Weighing in Friday, McElligott wrote that USD rates vol has “finally caught the bullwhip” from the European front-end, which you’ll recall was “patient zero.”
“The renewed bid to crude began to ‘pucker’ some folks stateside, with military actions now seemingly being repriced to reflect something that’s no longer done in ‘weeks,’ but instead could last many months,” Charlie said.
“If this repricing higher of USD rate vol were to proliferate, it’s very likely that US stocks are finally gonna ‘wear it’ too,” McElligott added, noting that a persistent bid for front-end rate vol would be tantamount to traders asserting not only that the Fed may be unable to cut to offset slower hiring and address still-simmering credit concerns, “but could in fact even hike.”





Great piece. I have been struggling to understand the nuance of the bear flattener this week. I also believe stocks are going to “wear it” soon enough.
Suppose that, when 1Q is reported in mid April, the war has been going on for over a month, oil is well above $100, little k consumers (“konsumers”?) are pulling back because gas prices and big K consumers (“Konsumers”?) are pulling back because stock prices, mortgage rates are north of 6, and there is no end in sight to Trump’s excursion. Will surely affect guidance, if not results.

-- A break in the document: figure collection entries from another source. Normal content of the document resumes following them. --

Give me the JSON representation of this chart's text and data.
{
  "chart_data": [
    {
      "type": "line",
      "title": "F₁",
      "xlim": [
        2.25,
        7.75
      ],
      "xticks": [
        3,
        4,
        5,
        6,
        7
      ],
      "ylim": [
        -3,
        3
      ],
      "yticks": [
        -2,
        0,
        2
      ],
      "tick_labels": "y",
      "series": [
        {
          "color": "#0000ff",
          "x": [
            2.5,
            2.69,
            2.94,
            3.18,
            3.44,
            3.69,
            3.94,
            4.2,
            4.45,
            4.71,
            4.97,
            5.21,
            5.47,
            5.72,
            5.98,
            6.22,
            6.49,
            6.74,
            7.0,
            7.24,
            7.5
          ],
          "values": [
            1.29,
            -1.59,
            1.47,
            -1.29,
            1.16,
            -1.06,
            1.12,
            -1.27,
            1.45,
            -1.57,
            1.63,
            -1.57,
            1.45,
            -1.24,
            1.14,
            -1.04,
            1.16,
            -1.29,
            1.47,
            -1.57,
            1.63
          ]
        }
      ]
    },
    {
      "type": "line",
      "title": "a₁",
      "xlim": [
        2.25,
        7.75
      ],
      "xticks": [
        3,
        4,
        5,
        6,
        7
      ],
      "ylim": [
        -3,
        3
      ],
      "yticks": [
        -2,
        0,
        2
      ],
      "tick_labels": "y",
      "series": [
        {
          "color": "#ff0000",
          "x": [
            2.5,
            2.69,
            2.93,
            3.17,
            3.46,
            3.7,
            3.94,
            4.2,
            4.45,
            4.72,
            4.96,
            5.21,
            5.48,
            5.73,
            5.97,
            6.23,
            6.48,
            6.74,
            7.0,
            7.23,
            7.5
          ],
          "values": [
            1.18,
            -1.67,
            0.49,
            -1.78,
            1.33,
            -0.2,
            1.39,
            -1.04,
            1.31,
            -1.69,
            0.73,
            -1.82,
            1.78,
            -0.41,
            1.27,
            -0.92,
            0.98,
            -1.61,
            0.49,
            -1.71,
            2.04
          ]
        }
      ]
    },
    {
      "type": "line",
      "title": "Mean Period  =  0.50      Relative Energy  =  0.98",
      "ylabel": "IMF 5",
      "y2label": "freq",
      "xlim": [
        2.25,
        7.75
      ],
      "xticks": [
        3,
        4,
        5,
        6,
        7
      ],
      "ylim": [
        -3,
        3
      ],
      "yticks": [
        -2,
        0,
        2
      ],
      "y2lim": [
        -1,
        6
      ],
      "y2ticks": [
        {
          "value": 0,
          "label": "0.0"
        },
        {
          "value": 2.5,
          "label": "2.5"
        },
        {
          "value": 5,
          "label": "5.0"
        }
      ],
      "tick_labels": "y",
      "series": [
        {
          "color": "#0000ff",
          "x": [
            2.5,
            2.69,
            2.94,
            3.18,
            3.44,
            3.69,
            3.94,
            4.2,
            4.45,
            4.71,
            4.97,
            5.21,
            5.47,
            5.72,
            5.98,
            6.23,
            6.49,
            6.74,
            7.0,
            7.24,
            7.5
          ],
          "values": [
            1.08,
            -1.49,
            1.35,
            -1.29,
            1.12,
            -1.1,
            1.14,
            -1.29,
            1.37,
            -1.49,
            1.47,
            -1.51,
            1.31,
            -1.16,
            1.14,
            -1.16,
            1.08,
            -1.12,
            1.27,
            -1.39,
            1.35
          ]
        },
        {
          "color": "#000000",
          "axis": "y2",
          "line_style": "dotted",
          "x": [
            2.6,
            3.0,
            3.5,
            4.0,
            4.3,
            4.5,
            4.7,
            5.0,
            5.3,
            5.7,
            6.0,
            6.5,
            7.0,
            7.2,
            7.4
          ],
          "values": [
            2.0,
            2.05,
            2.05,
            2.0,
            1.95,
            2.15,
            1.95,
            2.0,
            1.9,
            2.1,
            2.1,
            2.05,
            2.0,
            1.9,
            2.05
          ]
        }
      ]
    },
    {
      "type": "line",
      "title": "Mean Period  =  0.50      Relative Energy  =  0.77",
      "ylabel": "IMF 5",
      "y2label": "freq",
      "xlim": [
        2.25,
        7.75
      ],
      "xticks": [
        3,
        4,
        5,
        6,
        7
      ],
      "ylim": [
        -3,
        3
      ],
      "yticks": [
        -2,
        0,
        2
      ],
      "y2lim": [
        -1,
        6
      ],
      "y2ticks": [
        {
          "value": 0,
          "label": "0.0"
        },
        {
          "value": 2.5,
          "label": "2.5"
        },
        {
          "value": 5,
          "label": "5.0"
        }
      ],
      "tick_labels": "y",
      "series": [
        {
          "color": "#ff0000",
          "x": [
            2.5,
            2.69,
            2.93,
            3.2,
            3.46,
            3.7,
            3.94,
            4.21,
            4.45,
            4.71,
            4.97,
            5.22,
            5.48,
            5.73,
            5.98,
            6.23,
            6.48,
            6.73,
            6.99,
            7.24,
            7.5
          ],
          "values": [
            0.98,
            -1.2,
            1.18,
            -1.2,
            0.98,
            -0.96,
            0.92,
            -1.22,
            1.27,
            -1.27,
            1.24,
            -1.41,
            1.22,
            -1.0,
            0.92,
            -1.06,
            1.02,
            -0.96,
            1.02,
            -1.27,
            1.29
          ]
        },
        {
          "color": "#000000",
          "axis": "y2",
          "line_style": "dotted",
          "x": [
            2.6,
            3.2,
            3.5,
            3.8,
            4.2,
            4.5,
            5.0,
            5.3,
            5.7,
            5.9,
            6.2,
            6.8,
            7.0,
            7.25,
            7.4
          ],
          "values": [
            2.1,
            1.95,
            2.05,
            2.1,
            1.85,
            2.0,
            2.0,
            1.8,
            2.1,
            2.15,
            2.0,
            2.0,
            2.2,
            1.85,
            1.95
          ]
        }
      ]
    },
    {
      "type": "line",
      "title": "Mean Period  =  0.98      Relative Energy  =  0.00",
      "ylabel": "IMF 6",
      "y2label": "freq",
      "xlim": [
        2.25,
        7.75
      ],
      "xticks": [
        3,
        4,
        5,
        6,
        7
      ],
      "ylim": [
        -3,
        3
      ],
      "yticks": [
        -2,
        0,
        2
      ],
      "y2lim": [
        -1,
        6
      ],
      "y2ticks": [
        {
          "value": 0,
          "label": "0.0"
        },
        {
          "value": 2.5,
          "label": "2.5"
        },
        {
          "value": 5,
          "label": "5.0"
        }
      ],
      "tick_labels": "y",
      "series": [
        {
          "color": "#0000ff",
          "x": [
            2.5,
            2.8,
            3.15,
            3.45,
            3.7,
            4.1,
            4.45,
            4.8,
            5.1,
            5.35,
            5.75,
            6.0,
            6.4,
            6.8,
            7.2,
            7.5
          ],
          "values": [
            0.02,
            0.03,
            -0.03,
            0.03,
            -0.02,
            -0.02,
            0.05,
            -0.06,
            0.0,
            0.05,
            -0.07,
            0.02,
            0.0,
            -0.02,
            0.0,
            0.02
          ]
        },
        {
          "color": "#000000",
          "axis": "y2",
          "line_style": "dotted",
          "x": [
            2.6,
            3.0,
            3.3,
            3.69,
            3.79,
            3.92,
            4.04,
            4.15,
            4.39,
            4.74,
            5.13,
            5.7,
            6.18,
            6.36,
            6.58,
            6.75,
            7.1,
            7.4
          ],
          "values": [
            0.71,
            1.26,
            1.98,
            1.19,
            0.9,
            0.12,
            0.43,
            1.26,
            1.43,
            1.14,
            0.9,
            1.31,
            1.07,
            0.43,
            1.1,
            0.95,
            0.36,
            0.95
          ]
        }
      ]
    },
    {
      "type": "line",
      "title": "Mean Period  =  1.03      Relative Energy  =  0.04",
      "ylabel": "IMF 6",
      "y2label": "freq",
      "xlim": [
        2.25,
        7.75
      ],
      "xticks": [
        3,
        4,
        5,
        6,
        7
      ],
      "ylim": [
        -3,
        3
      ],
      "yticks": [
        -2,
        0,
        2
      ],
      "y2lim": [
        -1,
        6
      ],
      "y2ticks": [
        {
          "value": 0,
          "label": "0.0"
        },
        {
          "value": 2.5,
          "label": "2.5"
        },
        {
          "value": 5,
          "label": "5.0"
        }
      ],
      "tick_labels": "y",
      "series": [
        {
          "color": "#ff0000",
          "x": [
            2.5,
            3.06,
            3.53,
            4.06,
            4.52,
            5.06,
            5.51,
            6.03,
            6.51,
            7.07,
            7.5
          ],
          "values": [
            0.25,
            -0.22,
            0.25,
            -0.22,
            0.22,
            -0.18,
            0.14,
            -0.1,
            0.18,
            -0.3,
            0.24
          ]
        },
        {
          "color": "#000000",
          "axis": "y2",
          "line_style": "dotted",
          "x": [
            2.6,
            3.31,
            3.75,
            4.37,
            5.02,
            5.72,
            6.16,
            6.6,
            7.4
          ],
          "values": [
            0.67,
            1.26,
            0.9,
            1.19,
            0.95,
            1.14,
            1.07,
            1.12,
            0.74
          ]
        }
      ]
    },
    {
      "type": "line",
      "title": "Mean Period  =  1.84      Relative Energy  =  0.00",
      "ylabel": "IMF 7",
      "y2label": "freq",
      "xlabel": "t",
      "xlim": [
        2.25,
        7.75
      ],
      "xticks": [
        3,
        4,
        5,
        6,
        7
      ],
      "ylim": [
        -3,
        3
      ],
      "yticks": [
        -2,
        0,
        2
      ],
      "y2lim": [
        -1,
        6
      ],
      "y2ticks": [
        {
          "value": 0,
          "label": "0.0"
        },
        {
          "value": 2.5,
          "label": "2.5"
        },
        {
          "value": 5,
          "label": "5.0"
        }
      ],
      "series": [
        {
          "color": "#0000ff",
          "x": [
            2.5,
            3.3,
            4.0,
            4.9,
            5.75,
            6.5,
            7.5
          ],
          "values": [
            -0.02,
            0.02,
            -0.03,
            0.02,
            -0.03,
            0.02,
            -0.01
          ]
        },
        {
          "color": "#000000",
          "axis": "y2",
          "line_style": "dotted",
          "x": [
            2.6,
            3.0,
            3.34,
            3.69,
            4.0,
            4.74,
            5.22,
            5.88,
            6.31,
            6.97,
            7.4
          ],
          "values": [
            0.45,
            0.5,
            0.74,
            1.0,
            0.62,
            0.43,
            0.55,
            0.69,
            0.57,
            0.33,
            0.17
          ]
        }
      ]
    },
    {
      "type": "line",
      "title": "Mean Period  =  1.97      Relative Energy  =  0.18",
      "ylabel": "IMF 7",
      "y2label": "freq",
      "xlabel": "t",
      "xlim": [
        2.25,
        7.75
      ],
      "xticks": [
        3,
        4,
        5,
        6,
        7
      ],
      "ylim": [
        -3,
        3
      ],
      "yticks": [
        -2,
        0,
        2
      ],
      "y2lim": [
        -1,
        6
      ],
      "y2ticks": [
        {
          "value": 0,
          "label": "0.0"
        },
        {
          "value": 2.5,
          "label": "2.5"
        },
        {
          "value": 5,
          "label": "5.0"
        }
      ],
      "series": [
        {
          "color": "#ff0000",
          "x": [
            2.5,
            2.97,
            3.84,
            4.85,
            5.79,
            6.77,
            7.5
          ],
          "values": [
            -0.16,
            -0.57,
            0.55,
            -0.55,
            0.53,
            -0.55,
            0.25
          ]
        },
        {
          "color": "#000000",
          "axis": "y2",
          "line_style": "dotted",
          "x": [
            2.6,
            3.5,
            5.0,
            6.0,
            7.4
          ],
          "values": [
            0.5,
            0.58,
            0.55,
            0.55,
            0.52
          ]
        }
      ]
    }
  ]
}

Not to mention the cost of refueling the private jets for the big K consumers
Question: Is there anyone around here who sees a chance the Fed will try to squeeze in a “cautionary hike” before J-Pow is out ? given that the new Chairman (even if he’s the lesser evil of the 2 Kevins) will be beholden to Trump who will probably be reluctant to “allow” any hikes that endager his precious stock rally.
One thing that is beginning to gain clarity is that our current war in Iraq is going to be be very similar to Putin’s war to take over Kiev, long, expensive, and very messy. Subduing 90 million people is not a quick “beer run.”